The Company subsequently entered into two new natural gas swaps by selling
60,000 Mmbtu per month for the period from April 1996 through November 1996 with
one at $1.74 per Mmbtu and a second at $1.88 per Mmbtu. These volumes
represented approximately 65% of Columbus' gas production at the time. To
partially protect itself against possible escalating gas prices for October and
November 1996, the Company purchased NYMEX futures contracts for those two
months for 60,000 Mmbtu of natural gas at $1.805 and $1.875, respectively. The
October call contract was sold for a profit of $37,500 in June 1996 and the
November call option was sold for $4,500 in September 1996. These partially
offset losses from the swaps for those months. For the eight month period, gas
sales revenues were reduced by $560,000 as a result of the swaps because the
market price at settlement exceeded the contract swap price.
Columbus also entered into a swap of crude oil prices by selling 10,000
barrels per month for the twelve month period from January 1996 through December
1996 at an average daily price of $17.25 per barrel with a cap of $19.50 as
upside protection should crude oil futures soar for an unseen reason. This
volume represented approximately 50% of its then current monthly production. The
difference between the hedge price and the actual daily closing price on the
NYMEX was settled monthly. Through November 1996 the swap reduced oil revenues
by $232,000 with another $22,500 deducted for December 1996 because the market
price at settlement exceeded $19.50 per barrel.
67
<PAGE>
COLUMBUS ENERGY CORP.
NOTES TO THE CONSOLIDATED FINANCIAL STATEMENTS - (continued)

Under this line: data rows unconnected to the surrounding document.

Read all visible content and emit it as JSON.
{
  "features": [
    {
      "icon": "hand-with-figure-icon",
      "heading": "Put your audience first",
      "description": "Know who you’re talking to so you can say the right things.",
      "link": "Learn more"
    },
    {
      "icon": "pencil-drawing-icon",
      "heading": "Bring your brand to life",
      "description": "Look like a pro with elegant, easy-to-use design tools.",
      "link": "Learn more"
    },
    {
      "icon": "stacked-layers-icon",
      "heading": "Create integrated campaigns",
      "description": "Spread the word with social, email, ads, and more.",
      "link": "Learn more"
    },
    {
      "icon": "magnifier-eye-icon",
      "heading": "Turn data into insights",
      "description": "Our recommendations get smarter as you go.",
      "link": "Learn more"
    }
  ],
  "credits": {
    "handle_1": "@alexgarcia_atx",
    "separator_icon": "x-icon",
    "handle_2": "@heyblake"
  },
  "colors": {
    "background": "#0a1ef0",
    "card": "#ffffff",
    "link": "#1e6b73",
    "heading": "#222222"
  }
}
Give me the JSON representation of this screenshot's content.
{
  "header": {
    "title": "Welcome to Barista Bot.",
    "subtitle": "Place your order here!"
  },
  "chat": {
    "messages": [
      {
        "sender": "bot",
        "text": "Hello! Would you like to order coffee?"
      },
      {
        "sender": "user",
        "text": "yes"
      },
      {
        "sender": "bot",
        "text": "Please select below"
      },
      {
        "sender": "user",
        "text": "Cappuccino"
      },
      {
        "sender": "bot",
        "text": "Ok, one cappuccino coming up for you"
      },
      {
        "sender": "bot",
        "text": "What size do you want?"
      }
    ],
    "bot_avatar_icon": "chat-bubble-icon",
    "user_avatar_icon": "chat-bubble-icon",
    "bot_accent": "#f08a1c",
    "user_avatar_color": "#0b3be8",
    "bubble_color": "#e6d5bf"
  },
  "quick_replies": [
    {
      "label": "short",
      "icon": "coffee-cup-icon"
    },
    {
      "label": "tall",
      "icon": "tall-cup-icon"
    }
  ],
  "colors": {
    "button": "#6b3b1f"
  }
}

Columbus entered into another crude oil swap by selling a strip of 10,000
barrels per month for the twelve month period from November, 1996 through
October, 1997 at an average daily price of $21.17 per barrel. This amount
represents approximately 50% of Columbus' current crude oil production. A loss
of $24,000 was incurred for the month of November 1996. Also, Columbus entered
into a natural gas swap by selling 60,000 Mmbtu per month for the period from
March 1997 through October 1997 at $2.20 per Mmbtu. This volume represents about
20% of Columbus' current natural gas production.
The Company's natural gas and crude oil swaps are considered financial
instruments with off-balance sheet risk which were in the normal course of
business to reduce its exposure to fluctuations in the price of crude oil and
natural gas. Those instruments involve, to varying degrees, elements of market
and credit risk in excess of the amount recognized in the balance sheets. The
Company had natural gas and crude oil swaps outstanding subsequent to November
30, 1996 as follows:
Market or Settled Value
as of
Notional ----------------------
Value 11/30/96 2/7/97
----- -------- ------
Natural gas
(3/97-10/97) $ 1,056,000 $ 988,000 $ 1,110,000
Crude oil
(12/96) 172,500 150,000 150,000
Crude oil
(12/96-10/97) 2,328,700 2,286,000 2,248,000
The litigation expenses in 1995 and 1994 relate to two lawsuits. The first,
Michael Mattalino, Bruce L. Davis and Maris E. Penn vs. Columbus Energy Corp.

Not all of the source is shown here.